Parmi les motifs de satisfaction, Sandy Casar figure en bonne place. Le Francilien a désormais toutes les chances de terminer dans les dix premiers du général. Propulsé à la sixième place dimanche à la faveur d'une des rares échappées qui soit allée au bout, même s'il n'en sortit pas vainqueur, le protégé de Marc Madiot n'était pourtant pas très heureux de son sort. "Sixième du Giro, d'accord c'est bien mais ce n'était pas le but recherché , grognait-il comme pour souligner ce paradoxe. Je voulais gagner une étape et ne pas me griller."
Une trop belle occasion
Un sentiment partagé par le manager de l'équipe Française des Jeux, échaudé par l'édition 2003, que Casar avait disputé à fond pour terminer 13e. Il avait payé très cher cette débauche d'énergie par la suite, notamment sur le Tour de France. "L'idée de départ de ce Giro, c'était d'aller chercher une étape, sans trop se soucier du général, expliquait Madiot sur l'antenne d'Eurosport. C'est raté. On ne voulait surtout pas que ça recommence comme il y a trois ans. C'est pourquoi nous voulions qu'il fasse un Giro assez tranquille, sans se mettre dans le rouge, en visant une victoire d'étape. Malheureusement, on se retrouve dans une situation exactement inverse."
Au vu de l'effrayante dernière semaine de ce Giro, s'accrocher à tout prix à cette place d'honneur comportait effectivement quelques risques. Mais la tentation était trop forte, l'occasion trop belle. Comme souvent, Sandy a donc couru à l'instinct. Il a joué sa carte, sans chercher à suivre à tout prix les meilleurs. C'était sans doute la meilleure solution. "Quand j'ai vu que je ne pouvais pas suivre, j'ai préféré décrocher pour monter à mon rythme ", expliquait-il mardi à l'issue de la première grande étape de montagne des Dolomites.
Pas de fatalité
Résultat, après les deux redoutables étapes du Monte Bondone et du Plan de Corones, même si celle-ci a été sérieusement escamotée, Casar n'a reculé que d'un petit cran dans la hiérarchie. 7e à 14 minutes d'Ivan Basso, il est juste devant Damiano Cunego au général. Une jolie référence. Avec près de quatre minutes de marge sur Jose Luis Rubiera, le voilà bien parti pour rester dans le Top 10. Or il faut tout de même remonter à 1999 et la quatrième place de Laurent Jalabert pour trouver trace d'un classement aussi flatteur pour un Français. Ce n'est donc pas rien.
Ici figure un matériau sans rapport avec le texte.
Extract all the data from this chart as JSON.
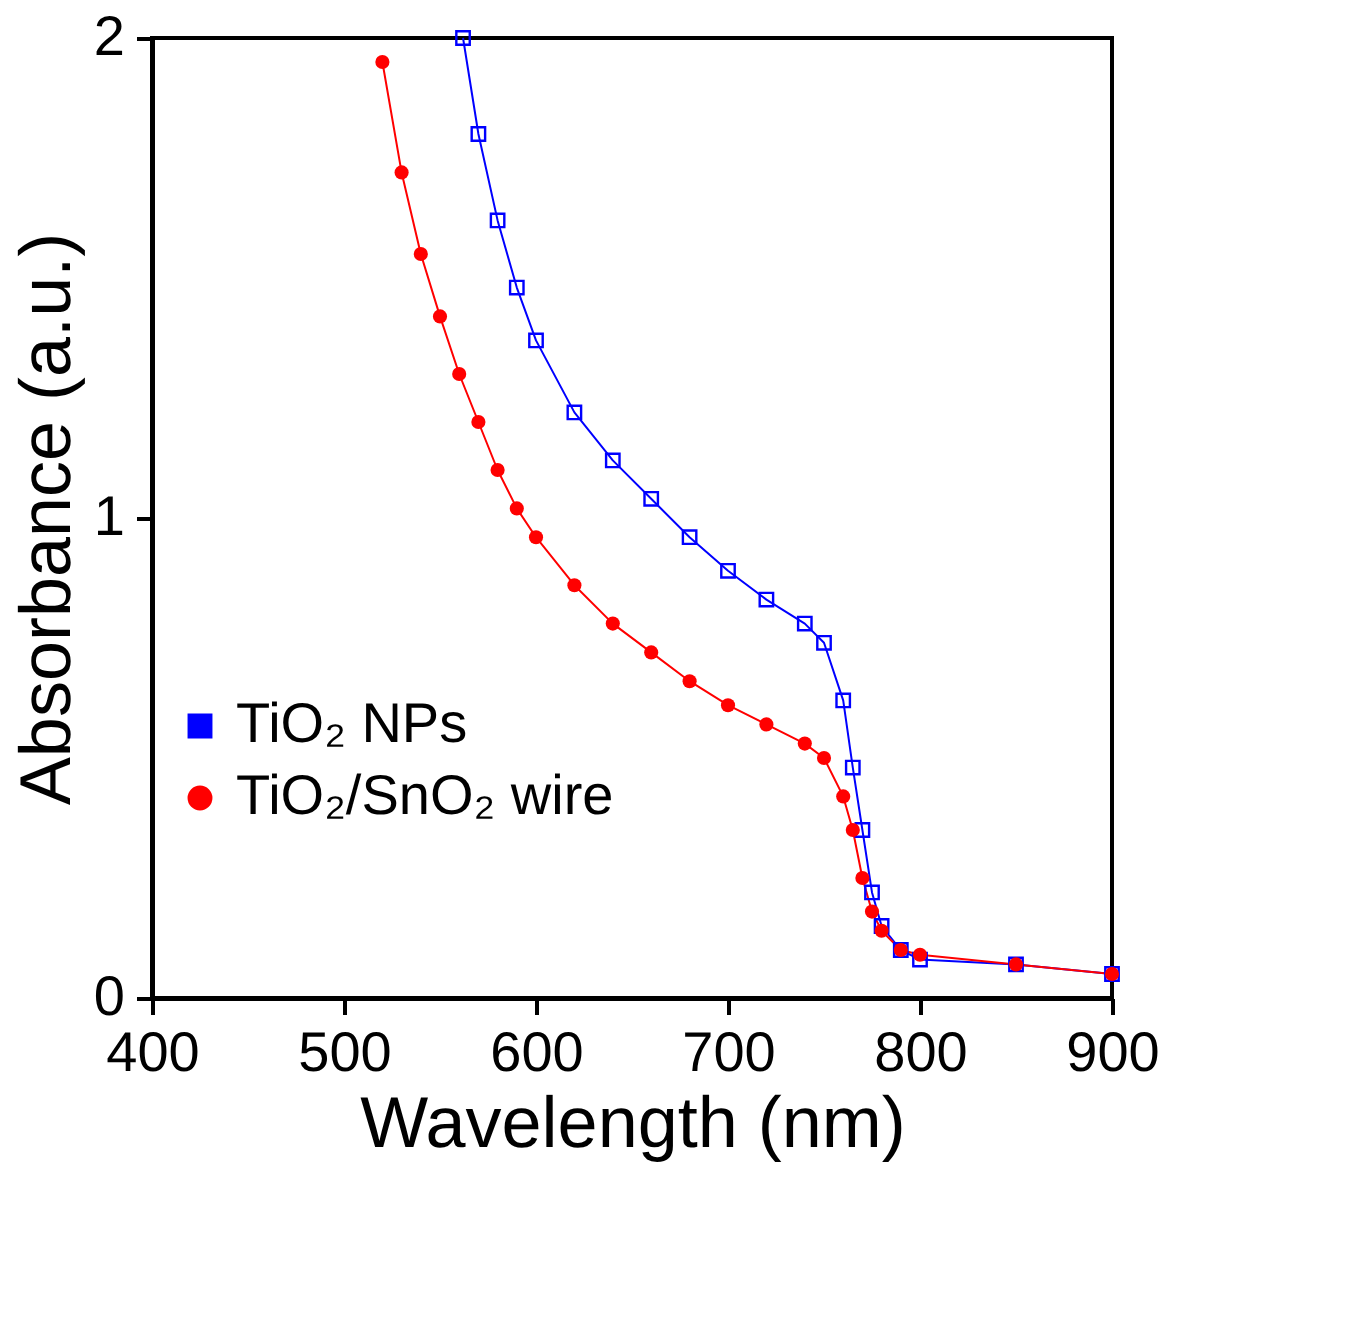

Outre Casar, l'autre belle surprise de ce Tour d'Italie, c'est évidemment John Gadret. Plus en retrait au général (27e), le Champenois, Nordiste d'adoption, est une vraie révélation à ce niveau en montagne. Lors des trois arrivées au sommet, il a terminé 7e, 5e puis 6e. Quasi novice sur la route malgré ses 27 ans, ce cyclo-crossman de formation épate par sa lucidité en course et son endurance, lui qui n'a guère l'habitude des épreuves de trois semaines. Le coureur AG2R a de belles années devant lui. Casar et lui sont la preuve que le cyclisme français n'est pas condamné à la médiocrité. Il n'y a pas de fatalité.